Für einen Roboter nach Teil 1 der Norm müssen die in Anhang C angegeben Performance Level nach ISO 13849-1 verwendet werden. Bei Roboteranwendungen nach Teil 2 gibt es zwei Alternativen: Jede Sicherheitsfunktion muss entweder die Anforderungen von Anhang C1 oder den geforderten Performance Level (PLr) erfüllen, der sich aus einer Risikoeinschätzung anhand der detaillierten Risikoparameter und Schwellenwerte nach Anhang C2 ergibt.

Die Anwendung dieser Risikoparameter ist vorgegeben, der Anwender der Norm kann jedoch frei wählen, welche Risikoabschätzungsmethode er hierzu heranzieht. Die Methode muss jedoch den Anforderungen der ISO 12100 Unterabschnitt 5.5 entsprechen.
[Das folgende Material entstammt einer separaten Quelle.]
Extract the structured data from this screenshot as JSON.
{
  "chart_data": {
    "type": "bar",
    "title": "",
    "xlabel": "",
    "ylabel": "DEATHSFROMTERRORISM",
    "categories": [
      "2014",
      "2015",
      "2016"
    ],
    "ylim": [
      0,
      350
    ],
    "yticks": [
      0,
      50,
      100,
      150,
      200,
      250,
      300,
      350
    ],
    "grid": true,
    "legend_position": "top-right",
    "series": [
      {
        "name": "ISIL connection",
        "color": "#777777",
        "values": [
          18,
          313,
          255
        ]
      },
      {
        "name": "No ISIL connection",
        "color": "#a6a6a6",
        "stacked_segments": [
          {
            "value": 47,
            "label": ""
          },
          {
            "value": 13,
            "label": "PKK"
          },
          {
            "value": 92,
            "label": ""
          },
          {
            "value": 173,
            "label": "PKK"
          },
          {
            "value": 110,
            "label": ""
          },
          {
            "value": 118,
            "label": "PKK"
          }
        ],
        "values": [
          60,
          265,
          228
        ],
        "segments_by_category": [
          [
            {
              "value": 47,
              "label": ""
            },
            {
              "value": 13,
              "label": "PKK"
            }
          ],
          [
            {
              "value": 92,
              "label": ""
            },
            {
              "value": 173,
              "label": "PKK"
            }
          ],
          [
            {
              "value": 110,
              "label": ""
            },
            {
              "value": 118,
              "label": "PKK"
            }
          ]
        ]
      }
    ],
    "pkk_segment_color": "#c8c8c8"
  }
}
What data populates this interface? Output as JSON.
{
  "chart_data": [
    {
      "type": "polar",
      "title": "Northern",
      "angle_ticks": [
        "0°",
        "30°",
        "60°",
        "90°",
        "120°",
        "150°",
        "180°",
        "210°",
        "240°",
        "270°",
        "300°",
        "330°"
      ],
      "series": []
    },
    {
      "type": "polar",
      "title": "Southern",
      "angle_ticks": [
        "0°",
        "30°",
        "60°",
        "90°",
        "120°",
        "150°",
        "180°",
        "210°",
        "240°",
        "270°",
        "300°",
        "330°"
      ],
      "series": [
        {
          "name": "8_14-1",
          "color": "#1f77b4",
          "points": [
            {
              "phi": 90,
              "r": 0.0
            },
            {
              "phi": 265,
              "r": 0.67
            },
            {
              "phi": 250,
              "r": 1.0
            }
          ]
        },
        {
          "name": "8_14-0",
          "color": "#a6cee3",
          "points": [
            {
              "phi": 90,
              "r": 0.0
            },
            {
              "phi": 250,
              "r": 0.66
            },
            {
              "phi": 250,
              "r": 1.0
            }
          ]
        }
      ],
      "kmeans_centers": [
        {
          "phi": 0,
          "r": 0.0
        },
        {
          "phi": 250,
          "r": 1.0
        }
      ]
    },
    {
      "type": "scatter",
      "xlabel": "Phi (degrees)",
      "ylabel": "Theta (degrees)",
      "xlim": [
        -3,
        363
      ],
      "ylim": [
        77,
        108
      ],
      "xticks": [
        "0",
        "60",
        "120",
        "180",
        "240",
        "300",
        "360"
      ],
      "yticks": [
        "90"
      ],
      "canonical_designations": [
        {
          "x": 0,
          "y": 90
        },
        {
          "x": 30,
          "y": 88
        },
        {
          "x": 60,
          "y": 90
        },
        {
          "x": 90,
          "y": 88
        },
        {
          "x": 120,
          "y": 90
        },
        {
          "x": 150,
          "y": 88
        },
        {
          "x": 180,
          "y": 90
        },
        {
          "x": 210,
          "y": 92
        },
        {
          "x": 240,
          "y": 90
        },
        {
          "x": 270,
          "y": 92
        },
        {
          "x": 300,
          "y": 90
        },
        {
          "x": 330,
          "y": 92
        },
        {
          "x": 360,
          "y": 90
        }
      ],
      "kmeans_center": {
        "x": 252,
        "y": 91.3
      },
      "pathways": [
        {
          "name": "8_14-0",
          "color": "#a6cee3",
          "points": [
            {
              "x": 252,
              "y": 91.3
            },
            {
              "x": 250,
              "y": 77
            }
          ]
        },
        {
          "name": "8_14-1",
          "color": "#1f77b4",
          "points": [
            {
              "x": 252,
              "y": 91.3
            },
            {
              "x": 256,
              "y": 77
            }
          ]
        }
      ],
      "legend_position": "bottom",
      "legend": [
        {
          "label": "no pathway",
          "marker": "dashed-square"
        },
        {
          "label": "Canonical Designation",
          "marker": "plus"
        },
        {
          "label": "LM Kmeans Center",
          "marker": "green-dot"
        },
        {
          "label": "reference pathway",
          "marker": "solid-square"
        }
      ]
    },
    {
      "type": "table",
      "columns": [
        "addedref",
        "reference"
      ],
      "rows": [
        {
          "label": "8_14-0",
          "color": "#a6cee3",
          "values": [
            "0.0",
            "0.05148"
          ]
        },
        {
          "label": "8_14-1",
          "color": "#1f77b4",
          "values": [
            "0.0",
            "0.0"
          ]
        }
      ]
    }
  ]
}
Dieser Ansatz führt zu einer harmonisierten und überprüfbaren Spezifikation der erforderlichen Leistung der sicherheitsbezogenen Teile der Steuerung mit ähnlichen Ergebnissen bei vergleichbaren Anwendungen.

Sicherheitsfunktionen für kollaborative Anwendungen

„Kollaborativer Betrieb“ und weitere Begriffe wurden aus beiden Dokumenten entfernt, da sie lediglich die Art der Anwendung und nicht den Modus oder eine Eigenschaft des Roboters beschreiben. Grundsätzlich sind sich die Experten einig, dass es keine „kollaborativen Roboter“, keinen „kollaborativen Modus“ und auf keinen Fall eine als „kollaborativ“ bezeichnete Geschwindigkeit gibt.

Für sichere kollaborative Anwendungen werden in der Normenreihe jetzt nur drei verschiedene Sicherheitsfunktionen beschrieben: Handführung (Hand Guiding Control, HGC), Abstands- und Geschwindigkeitsüberwachung (Speed and Separation Monitoring, SSM) sowie Kraft und Druckbeschränkung (Power and Force Limiting, PFL). Die ursprüngliche vierte Funktion „Sichere Stillstandsüberwachung (Monitored Safe Stop)“ wird hier nicht mehr aufgeführt, denn diese Funktion ist auch für nicht kollaborative Anwendungen in vielen Fällen zur Vermeidung des unerwarteten Anlaufes erforderlich.

Im Teil 1 werden die Anforderungen an die von den Roboterherstellern bereitgestellten Sicherheitsfunktionen PFL, SSM und HGC ausführlich beschrieben. Teil 2 enthält die Anforderungen für die Einbindung dieser Sicherheitsfunktionen in kollaborative Anwendungen, die PFL, SSM oder HGC verwenden.

Anhänge

Beide Normenteile beinhalten zahlreiche Anhänge. Normativ und damit zur Erfüllung der Norm verbindlich sind insbesondere die Anhänge zu Sicherheitsfunktionen und deren Anforderungen, zur Überprüfung und Validierung der Risikominderungsmaßnahmen, zu Testmethoden für Anhaltezeit und Anhalteweg und zur Prüfmethodik für Roboter der Klasse I.

Ausblick

Die Schlussentwürfe für beide Teile wurden im März 2022 zur Evaluation beim HAS-Consultant eingereicht. Bei positiver Bewertung werden sie ISO und CEN zur finalen Abstimmung vorgelegt. Die Zeit von der Annahme bis zur Veröffentlichung und Harmonisierung hängt von ISO und der EU-Kommission ab. Im günstigsten Fall kann im zweiten oder dritten Quartal 2023 mit der Herausgabe der ISO-Norm gerechnet werden. Ein Zeitrahmen für die Listung im Amtsblatt der EU kann derzeit nicht angegeben werden.

Die Schlussentwürfe enthalten auch Inhalte, die einigen zusätzlichen Anforderungen der neuen EU-Maschinenverordnung entsprechen. Allerdings sind nicht alle Anforderungen konkretisiert, z.B. zur Anwendung von sich entwickelnder KI in Sicherheitsfunktionen oder gewisse Anforderungen an mobile autonome Maschinen und die Cyber-Sicherheit von Hardware.